Hi, I’m trying to find a list of the integrity checks made before the ArtifactCommit phase.
In particular I’m interested in knowing if the devices checks in with the server and if the update would fail if the server it’s not reachable in this phase.
I know it’s a weird situation, but could happen if for example the device has no access to a DNS server and has the IP of the server explicitly set in /etc/hosts…but this configuration is not present in the update, so after the reboot the device is unable to resolve the server IP
The scenario you are mentioning could happen. But if you are using A/B partitioning, the system should be able to rollback to the previous status where the connection was successful.
Usually the mender client checks the checksum of the downloaded update, and if after rebooting the system we are in the right partition it will consider it successful. Depending on what kind of update module you use or if you are performing a full system update the checks could change.
I recommend taking a look at this section State scripts | Mender documentation. For example, I would say that “connecting/ping to a server in particular” could be a custom task as part of the ArtifactCommit process of the state scripts.
Please let me know if anything is not clear enough or you need more information.
I think I failed to explain clearly my goal
I would like the update (with A/B partitioning) to succeed even without connectivity to the server after the reboot.
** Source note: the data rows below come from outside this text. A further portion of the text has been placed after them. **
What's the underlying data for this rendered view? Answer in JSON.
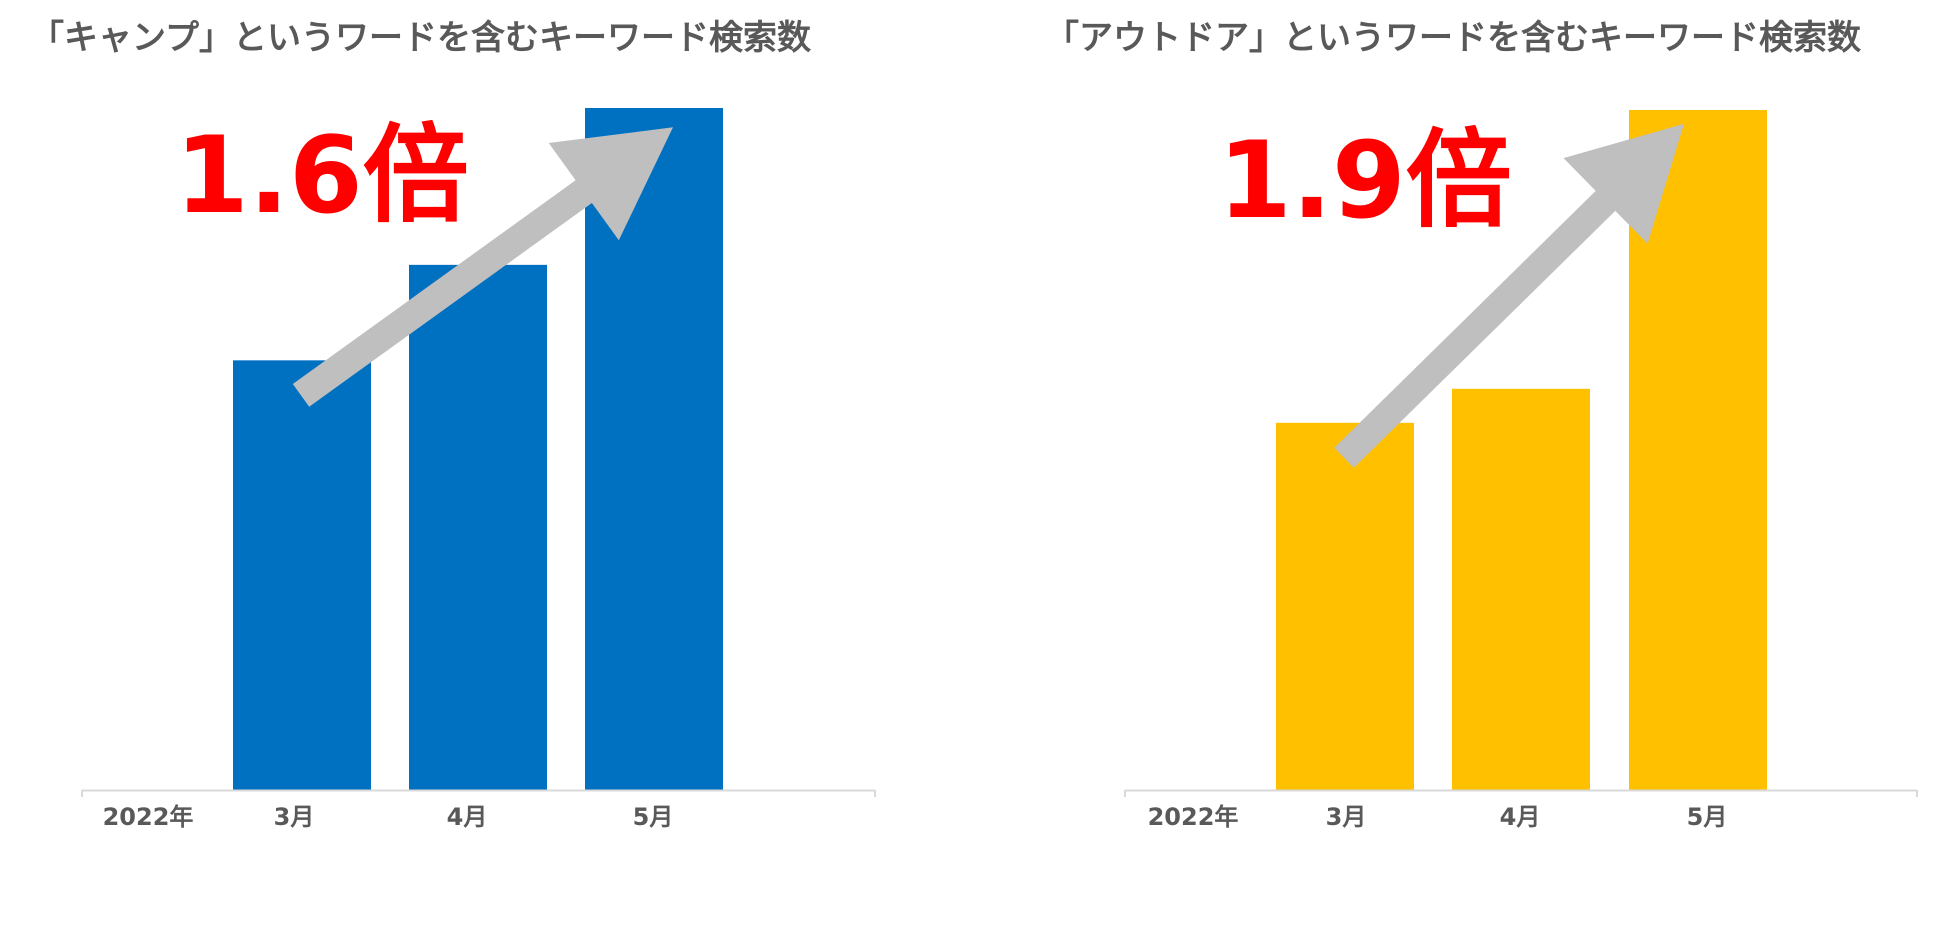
{
  "chart_data": [
    {
      "type": "bar",
      "title": "「キャンプ」というワードを含むキーワード検索数",
      "axis_prefix": "2022年",
      "categories": [
        "3月",
        "4月",
        "5月"
      ],
      "values": [
        63,
        77,
        100
      ],
      "ylim": [
        0,
        100
      ],
      "annotation": "1.6倍",
      "bar_color": "#0070c0",
      "arrow_color": "#bfbfbf",
      "annotation_color": "#ff0000",
      "grid": false,
      "legend": "none"
    },
    {
      "type": "bar",
      "title": "「アウトドア」というワードを含むキーワード検索数",
      "axis_prefix": "2022年",
      "categories": [
        "3月",
        "4月",
        "5月"
      ],
      "values": [
        54,
        59,
        100
      ],
      "ylim": [
        0,
        100
      ],
      "annotation": "1.9倍",
      "bar_color": "#ffc000",
      "arrow_color": "#bfbfbf",
      "annotation_color": "#ff0000",
      "grid": false,
      "legend": "none"
    }
  ]
}
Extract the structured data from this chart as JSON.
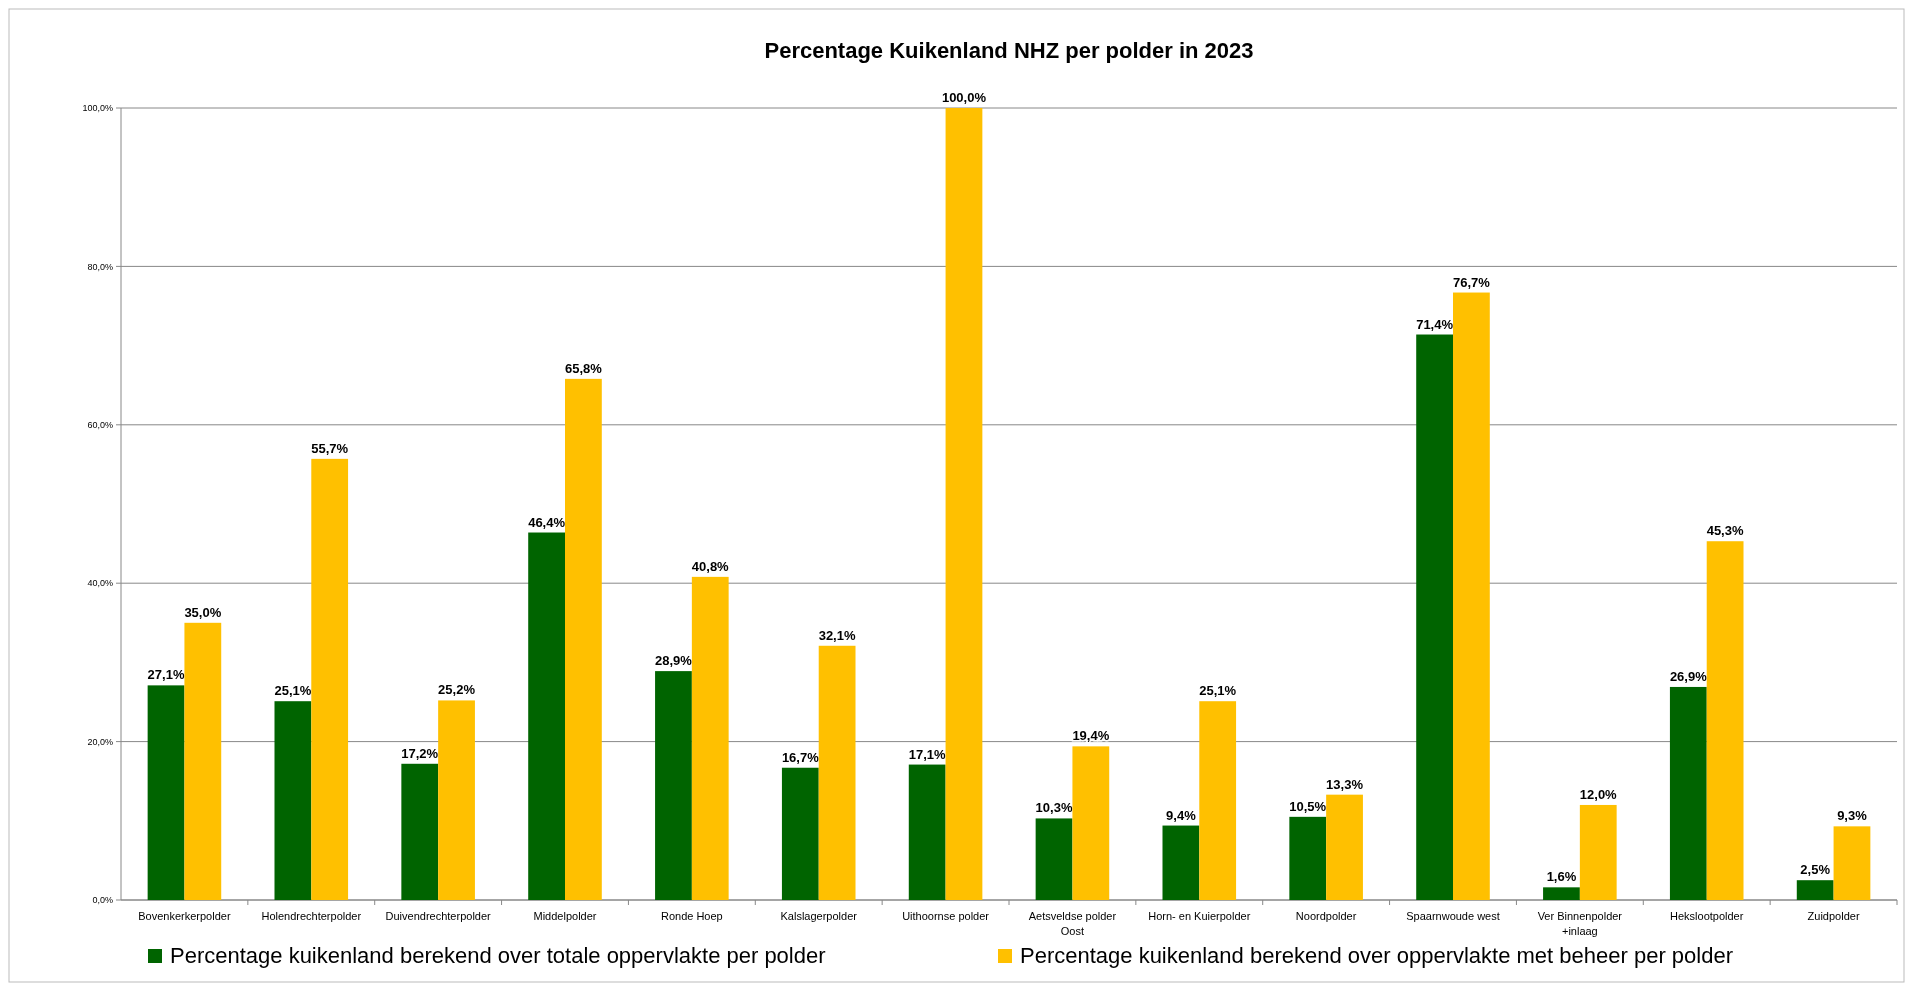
{
  "chart_data": {
    "type": "bar",
    "title": "Percentage Kuikenland NHZ per polder in 2023",
    "categories": [
      "Bovenkerkerpolder",
      "Holendrechterpolder",
      "Duivendrechterpolder",
      "Middelpolder",
      "Ronde Hoep",
      "Kalslagerpolder",
      "Uithoornse polder",
      "Aetsveldse polder Oost",
      "Horn- en Kuierpolder",
      "Noordpolder",
      "Spaarnwoude west",
      "Ver Binnenpolder +inlaag",
      "Hekslootpolder",
      "Zuidpolder"
    ],
    "series": [
      {
        "name": "Percentage kuikenland berekend over totale oppervlakte per polder",
        "color": "#006400",
        "values": [
          27.1,
          25.1,
          17.2,
          46.4,
          28.9,
          16.7,
          17.1,
          10.3,
          9.4,
          10.5,
          71.4,
          1.6,
          26.9,
          2.5
        ],
        "value_labels": [
          "27,1%",
          "25,1%",
          "17,2%",
          "46,4%",
          "28,9%",
          "16,7%",
          "17,1%",
          "10,3%",
          "9,4%",
          "10,5%",
          "71,4%",
          "1,6%",
          "26,9%",
          "2,5%"
        ]
      },
      {
        "name": "Percentage kuikenland berekend over oppervlakte met beheer per polder",
        "color": "#ffc000",
        "values": [
          35.0,
          55.7,
          25.2,
          65.8,
          40.8,
          32.1,
          100.0,
          19.4,
          25.1,
          13.3,
          76.7,
          12.0,
          45.3,
          9.3
        ],
        "value_labels": [
          "35,0%",
          "55,7%",
          "25,2%",
          "65,8%",
          "40,8%",
          "32,1%",
          "100,0%",
          "19,4%",
          "25,1%",
          "13,3%",
          "76,7%",
          "12,0%",
          "45,3%",
          "9,3%"
        ]
      }
    ],
    "ylim": [
      0,
      100
    ],
    "yticks": [
      {
        "value": 0,
        "label": "0,0%"
      },
      {
        "value": 20,
        "label": "20,0%"
      },
      {
        "value": 40,
        "label": "40,0%"
      },
      {
        "value": 60,
        "label": "60,0%"
      },
      {
        "value": 80,
        "label": "80,0%"
      },
      {
        "value": 100,
        "label": "100,0%"
      }
    ],
    "grid": "y",
    "legend": "bottom"
  }
}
A connection failure to the Mender server is considered a rollback event. This is because we want to guarantee that we can always connect to the server in order to deliver another update to avoid bricking devices. If your system may have a gap in time where connectivity is available then you will need to use a Sync_Enter state script to delay the connectivity until the network is online. The server will eventually time out though and mark the deployment as failed so you will need to arrange for it to eventually connect. @kacf do you know what the timeout is in this case?
I think you actually meant an ArtifactReboot_Leave script, no? In any case, if we assume that the kernel returns failure immediately (because DNS is down, for example), then I think the timeout is roughly about 3 * RetryPollIntervalSeconds, plus a little bit extra since it also tries lower intervals first.